A local woman faces bankruptcy because of a mistake made by the Department of Finance’s rates department, it has been claimed.

The case of businesswoman Denise Montgomery, owner of the Beau Beauty salon in Ballymoney Street, was raised by North Antrim MLA Jim Allister at Stormont last week.

During the second reading debate on the budget, Tthe TUV leader devoted part of his speech to highlighting how, in his words, the DFP and its minister, Simon Hamilton, had pursued her business to the bankruptcy courts over a debt which was the department’s fault.

Mr. Allister said they had wrongly advised Denise that her rates were £3000pa and then decided they were £10,000pa and demanded full arrears. In a statement, Mr. Allister noted the lack of response from the minister on the case.

This week, the Times spoke to Mrs. Montgomery, described as a ‘lady of initiative’, by Mr. Allister to hear how the situation came about.

She explained that in 2009, she had established her business on Ballymoney Street and that the rating department had written to her stating that her rates would be be £3,000 a year.

“On that basis, I drew up a budget and made my financial plans but two years later, the same rating department from the same Department told us our rates were, in fact, £10,000 a year. To say I was flabbergasted would be an understatement - it was a body blow because I had acted in good faith throughout. It was their mistake,” she said.

Despite the shock, Denise re-assessed her position and budgeted to cope with the new £10,000 per year bill - but it was the department’s adamant demand for repayments to cover the period when she was under-charged which really hit a raw nerve.

At Stormont, Mr. Allister contended: “In that most high-handed of ways that only departmental officials sometimes can carry off, they simply tell her, as if it is nothing to do with them, ‘you owe us an extra £7,000 for the three years’. That lady has been faithfully paying the £10,000 a year ever since.

“But the debt repayments - only required because of the Department’s mistake - is like an albatross around the neck of the business. “What does the Department do? They throw back in her face the money that she is prepared to pay to try to pay down the debt. She offers to pay them £50 a month, because her budget is so tight. The Department says, “Not at all. We need it all”. The best they will do is, I think, £260 a month.

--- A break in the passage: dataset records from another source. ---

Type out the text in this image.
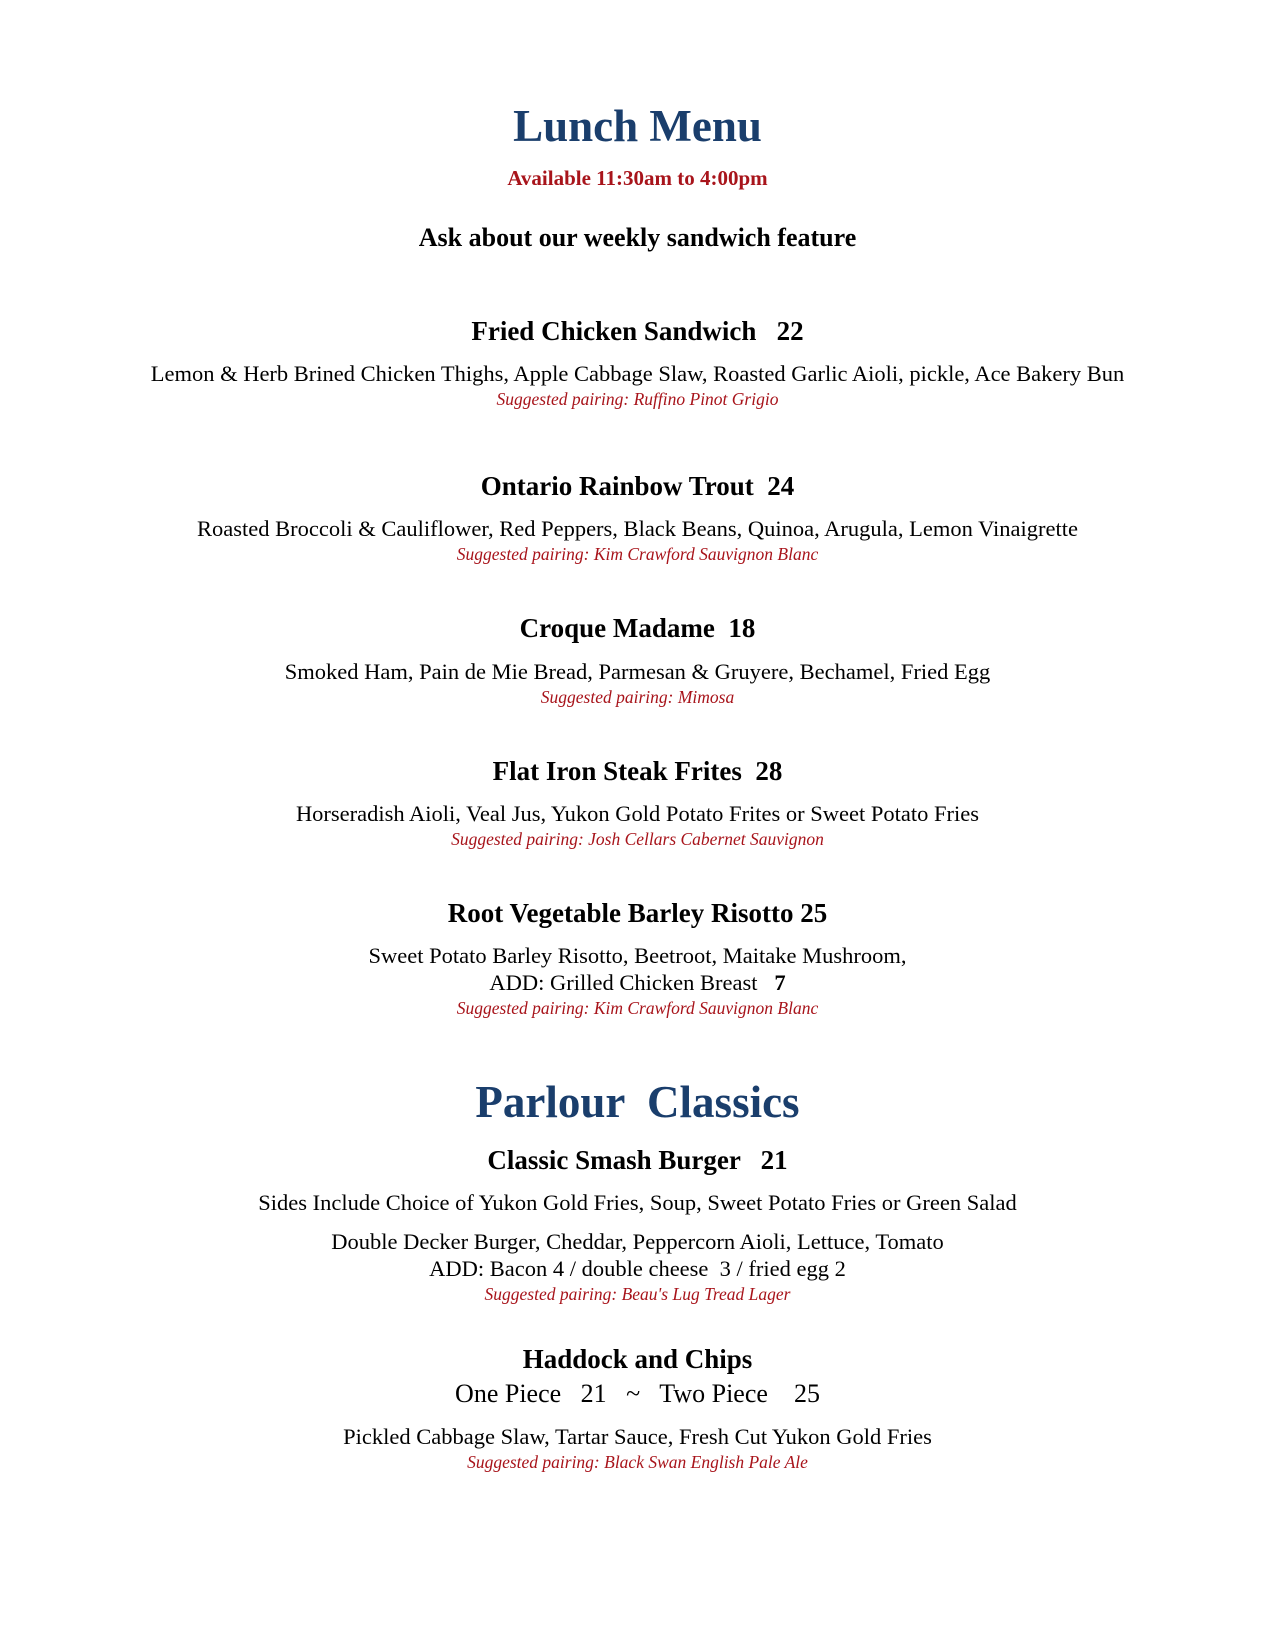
Lunch Menu
Available 11:30am to 4:00pm
Ask about our weekly sandwich feature
Fried Chicken Sandwich 22
Lemon & Herb Brined Chicken Thighs, Apple Cabbage Slaw, Roasted Garlic Aioli, pickle, Ace Bakery Bun
Suggested pairing: Ruffino Pinot Grigio
Ontario Rainbow Trout 24
Roasted Broccoli & Cauliflower, Red Peppers, Black Beans, Quinoa, Arugula, Lemon Vinaigrette
Suggested pairing: Kim Crawford Sauvignon Blanc
Croque Madame 18
Smoked Ham, Pain de Mie Bread, Parmesan & Gruyere, Bechamel, Fried Egg
Suggested pairing: Mimosa
Flat Iron Steak Frites 28
Horseradish Aioli, Veal Jus, Yukon Gold Potato Frites or Sweet Potato Fries
Suggested pairing: Josh Cellars Cabernet Sauvignon
Root Vegetable Barley Risotto 25
Sweet Potato Barley Risotto, Beetroot, Maitake Mushroom,
ADD: Grilled Chicken Breast 7
Suggested pairing: Kim Crawford Sauvignon Blanc
Parlour  Classics
Classic Smash Burger 21
Sides Include Choice of Yukon Gold Fries, Soup, Sweet Potato Fries or Green Salad
Double Decker Burger, Cheddar, Peppercorn Aioli, Lettuce, Tomato
ADD: Bacon 4 / double cheese  3 / fried egg 2
Suggested pairing: Beau's Lug Tread Lager
Haddock and Chips
One Piece 21 ~ Two Piece 25
Pickled Cabbage Slaw, Tartar Sauce, Fresh Cut Yukon Gold Fries
Suggested pairing: Black Swan English Pale Ale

“That is what they need. It is undoable for her. What does the same Department, headed up by the Minister who tells us so many times at the Dispatch Box that he is interested in helping business, do? It issues bankruptcy proceedings against the lady to try to put her out of business.

“Instead of recognising their fault and trying to stretch to make an arrangement that can keep her in business, their cruel action is to try and bankrupt her. Shame on this Department, which has squandered so much money elsewhere; it cannot even find an accommodation for someone who is struggling and who, through no fault of her own, has been put in this position. All she gets is the bureaucratic slap down from the Minister and the Department.

“That is shameful. I thought that the Department was capable of better than that. I also thought that it might have taken them less than three months to reply, but there you are.”